Now mind you, I said I wasn't an expert. so if someone else gives you better advice TAKE IT, lol.


----------



## Ryder's Mom (Jun 10, 2011)

Bonnie's Mommie said:


> Hi Kelley - I'm not a real expert by any means, but I have a couple questions:
> 
> Re barking - you say you've tried everything - specifically what have you tried? Consistency is key, so if you try one thing and it doesn't work right away, don't give up and try something else, that will only confuse him.
> 
> ...


I've used different techniques that I've been recommended by different trainers. One told me to hold around his snout and tell him 'enough' to get him to stop.
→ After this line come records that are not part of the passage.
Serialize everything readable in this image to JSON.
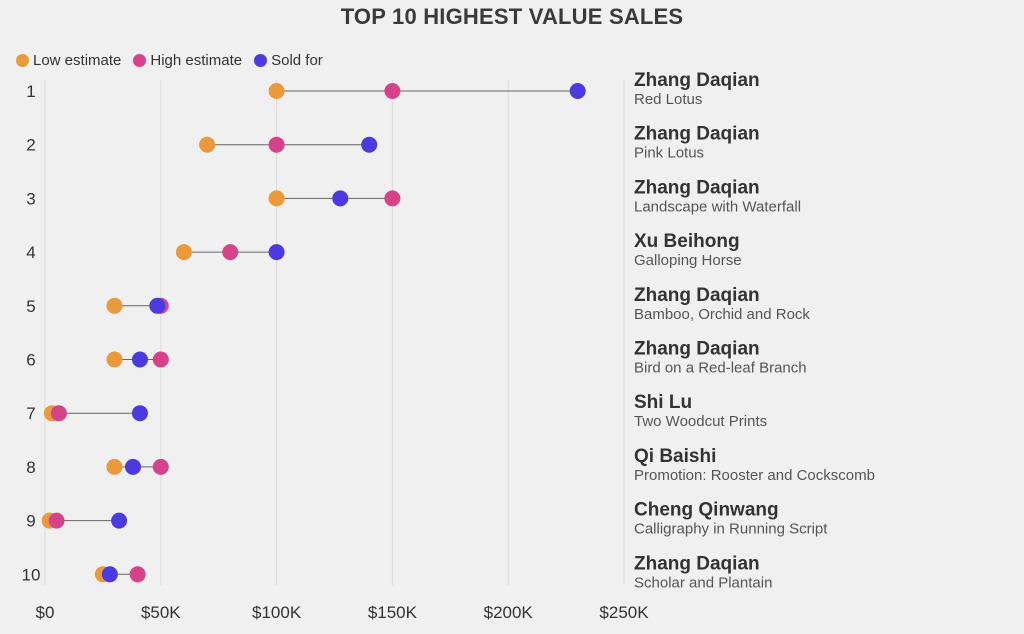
{
  "chart_data": {
    "type": "dot-range",
    "title": "TOP 10 HIGHEST VALUE SALES",
    "legend": [
      {
        "name": "Low estimate",
        "color": "#ea9a3a"
      },
      {
        "name": "High estimate",
        "color": "#d6438a"
      },
      {
        "name": "Sold for",
        "color": "#4a3ae0"
      }
    ],
    "legend_position": "top-left",
    "xlim": [
      0,
      250000
    ],
    "x_ticks": [
      {
        "value": 0,
        "label": "$0"
      },
      {
        "value": 50000,
        "label": "$50K"
      },
      {
        "value": 100000,
        "label": "$100K"
      },
      {
        "value": 150000,
        "label": "$150K"
      },
      {
        "value": 200000,
        "label": "$200K"
      },
      {
        "value": 250000,
        "label": "$250K"
      }
    ],
    "grid": true,
    "rows": [
      {
        "rank": "1",
        "artist": "Zhang Daqian",
        "work": "Red Lotus",
        "low": 100000,
        "high": 150000,
        "sold": 230000
      },
      {
        "rank": "2",
        "artist": "Zhang Daqian",
        "work": "Pink Lotus",
        "low": 70000,
        "high": 100000,
        "sold": 140000
      },
      {
        "rank": "3",
        "artist": "Zhang Daqian",
        "work": "Landscape with Waterfall",
        "low": 100000,
        "high": 150000,
        "sold": 127500
      },
      {
        "rank": "4",
        "artist": "Xu Beihong",
        "work": "Galloping Horse",
        "low": 60000,
        "high": 80000,
        "sold": 100000
      },
      {
        "rank": "5",
        "artist": "Zhang Daqian",
        "work": "Bamboo, Orchid and Rock",
        "low": 30000,
        "high": 50000,
        "sold": 48500
      },
      {
        "rank": "6",
        "artist": "Zhang Daqian",
        "work": "Bird on a Red-leaf Branch",
        "low": 30000,
        "high": 50000,
        "sold": 41000
      },
      {
        "rank": "7",
        "artist": "Shi Lu",
        "work": "Two Woodcut Prints",
        "low": 3000,
        "high": 6000,
        "sold": 41000
      },
      {
        "rank": "8",
        "artist": "Qi Baishi",
        "work": "Promotion: Rooster and Cockscomb",
        "low": 30000,
        "high": 50000,
        "sold": 38000
      },
      {
        "rank": "9",
        "artist": "Cheng Qinwang",
        "work": "Calligraphy in Running Script",
        "low": 2000,
        "high": 5000,
        "sold": 32000
      },
      {
        "rank": "10",
        "artist": "Zhang Daqian",
        "work": "Scholar and Plantain",
        "low": 25000,
        "high": 40000,
        "sold": 28000
      }
    ]
  }
}
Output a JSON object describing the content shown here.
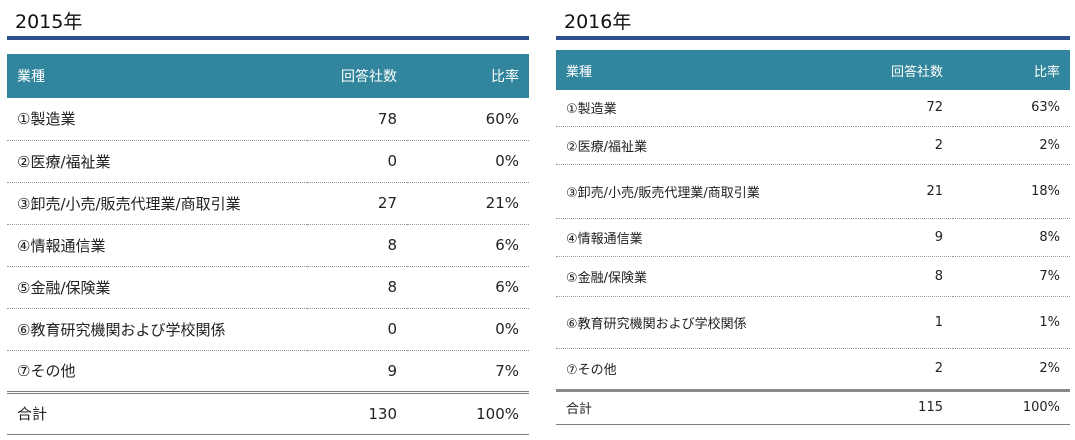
{
  "left": {
    "year_title": "2015年",
    "headers": [
      "業種",
      "回答社数",
      "比率"
    ],
    "rows": [
      {
        "industry": "①製造業",
        "count": "78",
        "ratio": "60%"
      },
      {
        "industry": "②医療/福祉業",
        "count": "0",
        "ratio": "0%"
      },
      {
        "industry": "③卸売/小売/販売代理業/商取引業",
        "count": "27",
        "ratio": "21%"
      },
      {
        "industry": "④情報通信業",
        "count": "8",
        "ratio": "6%"
      },
      {
        "industry": "⑤金融/保険業",
        "count": "8",
        "ratio": "6%"
      },
      {
        "industry": "⑥教育研究機関および学校関係",
        "count": "0",
        "ratio": "0%"
      },
      {
        "industry": "⑦その他",
        "count": "9",
        "ratio": "7%"
      }
    ],
    "total": {
      "label": "合計",
      "count": "130",
      "ratio": "100%"
    }
  },
  "right": {
    "year_title": "2016年",
    "headers": [
      "業種",
      "回答社数",
      "比率"
    ],
    "rows": [
      {
        "industry": "①製造業",
        "count": "72",
        "ratio": "63%"
      },
      {
        "industry": "②医療/福祉業",
        "count": "2",
        "ratio": "2%"
      },
      {
        "industry": "③卸売/小売/販売代理業/商取引業",
        "count": "21",
        "ratio": "18%"
      },
      {
        "industry": "④情報通信業",
        "count": "9",
        "ratio": "8%"
      },
      {
        "industry": "⑤金融/保険業",
        "count": "8",
        "ratio": "7%"
      },
      {
        "industry": "⑥教育研究機関および学校関係",
        "count": "1",
        "ratio": "1%"
      },
      {
        "industry": "⑦その他",
        "count": "2",
        "ratio": "2%"
      }
    ],
    "total": {
      "label": "合計",
      "count": "115",
      "ratio": "100%"
    }
  },
  "colors": {
    "header_bg": "#31859c",
    "title_rule": "#2f4f8f"
  }
}
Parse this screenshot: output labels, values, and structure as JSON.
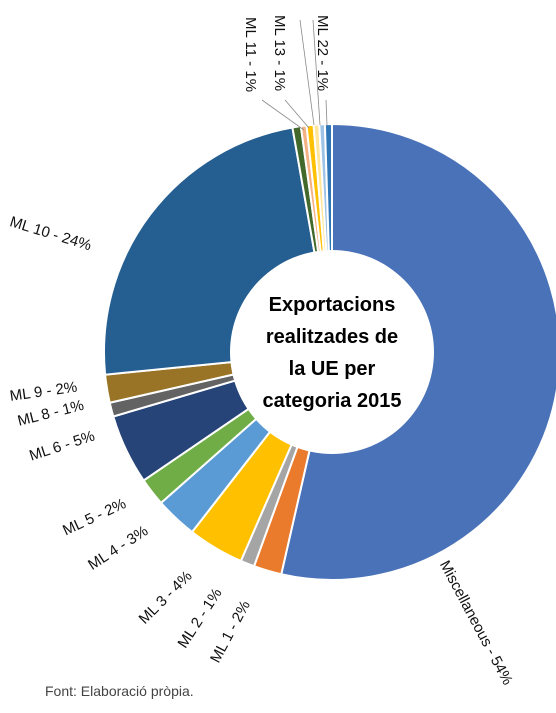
{
  "chart_data": {
    "type": "donut",
    "title_lines": [
      "Exportacions",
      "realitzades de",
      "la UE per",
      "categoria  2015"
    ],
    "source": "Font: Elaboració pròpia.",
    "categories": [
      "Miscellaneous - 54%",
      "ML 1 - 2%",
      "ML 2 - 1%",
      "ML 3 - 4%",
      "ML 4 - 3%",
      "ML 5 - 2%",
      "ML 6 - 5%",
      "ML 8 - 1%",
      "ML 9 - 2%",
      "ML 10 - 24%",
      "ML 11 - 1%",
      null,
      "ML 13 - 1%",
      null,
      null,
      "ML 22 - 1%"
    ],
    "values": [
      54,
      2,
      1,
      4,
      3,
      2,
      5,
      1,
      2,
      24,
      0.6,
      0.4,
      0.5,
      0.4,
      0.4,
      0.5
    ],
    "colors": [
      "#4a72b8",
      "#ea7a2c",
      "#a5a5a5",
      "#ffc000",
      "#5b9bd5",
      "#70ad47",
      "#264478",
      "#636363",
      "#9a7426",
      "#255e91",
      "#43682b",
      "#f4b183",
      "#ffc000",
      "#ffe699",
      "#9dc3e6",
      "#2e75b6"
    ]
  }
}
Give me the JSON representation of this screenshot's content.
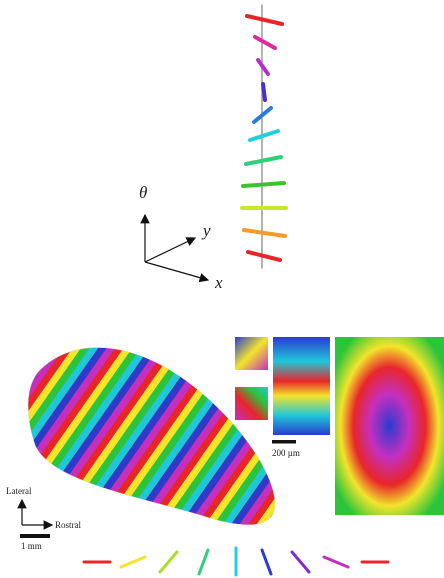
{
  "axes": {
    "theta": "θ",
    "y": "y",
    "x": "x"
  },
  "map": {
    "lateral": "Lateral",
    "rostral": "Rostral",
    "scale_large": "1 mm",
    "scale_small": "200 µm"
  }
}
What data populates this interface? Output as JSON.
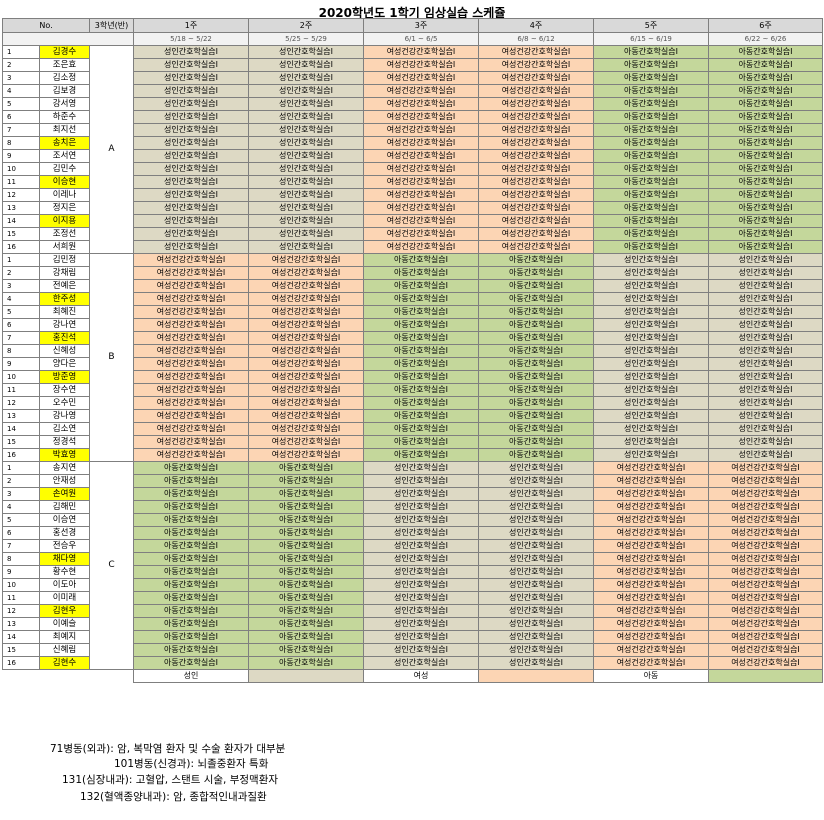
{
  "title": "2020학년도 1학기 임상실습 스케쥴",
  "headers": {
    "no": "No.",
    "cls": "3학년(반)",
    "weeks": [
      "1주",
      "2주",
      "3주",
      "4주",
      "5주",
      "6주"
    ]
  },
  "dates": [
    "5/18 ~ 5/22",
    "5/25 ~ 5/29",
    "6/1 ~ 6/5",
    "6/8 ~ 6/12",
    "6/15 ~ 6/19",
    "6/22 ~ 6/26"
  ],
  "colors": {
    "adult": "#ddd9c4",
    "women": "#fcd5b4",
    "child": "#c4d79b",
    "highlight": "#ffff00"
  },
  "courses": {
    "adult": "성인간호학실습Ⅰ",
    "women": "여성건강간호학실습Ⅰ",
    "child": "아동간호학실습Ⅰ"
  },
  "groups": [
    {
      "label": "A",
      "schedule": [
        "adult",
        "adult",
        "women",
        "women",
        "child",
        "child"
      ],
      "students": [
        {
          "no": "1",
          "name": "김경수",
          "highlight": true
        },
        {
          "no": "2",
          "name": "조은효",
          "highlight": false
        },
        {
          "no": "3",
          "name": "김소정",
          "highlight": false
        },
        {
          "no": "4",
          "name": "김보경",
          "highlight": false
        },
        {
          "no": "5",
          "name": "강서영",
          "highlight": false
        },
        {
          "no": "6",
          "name": "하준수",
          "highlight": false
        },
        {
          "no": "7",
          "name": "최지선",
          "highlight": false
        },
        {
          "no": "8",
          "name": "송치은",
          "highlight": true
        },
        {
          "no": "9",
          "name": "조서연",
          "highlight": false
        },
        {
          "no": "10",
          "name": "김민수",
          "highlight": false
        },
        {
          "no": "11",
          "name": "이승현",
          "highlight": true
        },
        {
          "no": "12",
          "name": "이레나",
          "highlight": false
        },
        {
          "no": "13",
          "name": "정지은",
          "highlight": false
        },
        {
          "no": "14",
          "name": "이지용",
          "highlight": true
        },
        {
          "no": "15",
          "name": "조정선",
          "highlight": false
        },
        {
          "no": "16",
          "name": "서희원",
          "highlight": false
        }
      ]
    },
    {
      "label": "B",
      "schedule": [
        "women",
        "women",
        "child",
        "child",
        "adult",
        "adult"
      ],
      "students": [
        {
          "no": "1",
          "name": "김민정",
          "highlight": false
        },
        {
          "no": "2",
          "name": "강채림",
          "highlight": false
        },
        {
          "no": "3",
          "name": "전예은",
          "highlight": false
        },
        {
          "no": "4",
          "name": "한주성",
          "highlight": true
        },
        {
          "no": "5",
          "name": "최혜진",
          "highlight": false
        },
        {
          "no": "6",
          "name": "강나연",
          "highlight": false
        },
        {
          "no": "7",
          "name": "홍진석",
          "highlight": true
        },
        {
          "no": "8",
          "name": "신혜성",
          "highlight": false
        },
        {
          "no": "9",
          "name": "양다은",
          "highlight": false
        },
        {
          "no": "10",
          "name": "방준영",
          "highlight": true
        },
        {
          "no": "11",
          "name": "장수연",
          "highlight": false
        },
        {
          "no": "12",
          "name": "오수민",
          "highlight": false
        },
        {
          "no": "13",
          "name": "강나영",
          "highlight": false
        },
        {
          "no": "14",
          "name": "김소연",
          "highlight": false
        },
        {
          "no": "15",
          "name": "정경석",
          "highlight": false
        },
        {
          "no": "16",
          "name": "박효영",
          "highlight": true
        }
      ]
    },
    {
      "label": "C",
      "schedule": [
        "child",
        "child",
        "adult",
        "adult",
        "women",
        "women"
      ],
      "students": [
        {
          "no": "1",
          "name": "송지연",
          "highlight": false
        },
        {
          "no": "2",
          "name": "안재성",
          "highlight": false
        },
        {
          "no": "3",
          "name": "손여원",
          "highlight": true
        },
        {
          "no": "4",
          "name": "김해민",
          "highlight": false
        },
        {
          "no": "5",
          "name": "이승연",
          "highlight": false
        },
        {
          "no": "6",
          "name": "홍선경",
          "highlight": false
        },
        {
          "no": "7",
          "name": "전승우",
          "highlight": false
        },
        {
          "no": "8",
          "name": "채다영",
          "highlight": true
        },
        {
          "no": "9",
          "name": "황수현",
          "highlight": false
        },
        {
          "no": "10",
          "name": "이도아",
          "highlight": false
        },
        {
          "no": "11",
          "name": "이미래",
          "highlight": false
        },
        {
          "no": "12",
          "name": "김현우",
          "highlight": true
        },
        {
          "no": "13",
          "name": "이예슬",
          "highlight": false
        },
        {
          "no": "14",
          "name": "최예지",
          "highlight": false
        },
        {
          "no": "15",
          "name": "신혜림",
          "highlight": false
        },
        {
          "no": "16",
          "name": "김현수",
          "highlight": true
        }
      ]
    }
  ],
  "legend": [
    {
      "label": "성인",
      "color": "#ddd9c4"
    },
    {
      "label": "여성",
      "color": "#fcd5b4"
    },
    {
      "label": "아동",
      "color": "#c4d79b"
    }
  ],
  "notes": [
    "71병동(외과): 암, 복막염 환자 및 수술 환자가 대부분",
    "101병동(신경과): 뇌졸중환자 특화",
    "131(심장내과): 고혈압, 스탠트 시술, 부정맥환자",
    "132(혈액종양내과): 암, 종합적인내과질환"
  ]
}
That worked for a little while until he figured out that he can just go and run under something and hide then I can't close his mouth, lol. So I've been trying just the command 'enough' and it works sometimes but other times it's like he doesn't even hear me / chooses to ignore me.

I'm not sure. I got Ryder when he was twelve weeks old from an older couple whose dog accidently got pregnant. He's fine with other males, it's just Ron for some reason. He's scared of him and as far as I know Ron hasn't done anything to hurt him so I am thoroughly confused when it comes to that. 

It seems as if anywhere Ron goes or has his things Ryder thinks it's okay to go there. He hasn't had an accident in my room (which is where he sleeps and spends most of his time) since he was a baby so I thought maybe he was trying to assert dominance over Ron? 

That's what I've been doing. He's just a stubborn little guy. If we're playing fetch I make him sit down before I throw the ball and then drop the ball before I'll take it from him when he returns it. He seems to focus really well doing that, it's just with the treats he goes nuts.


----------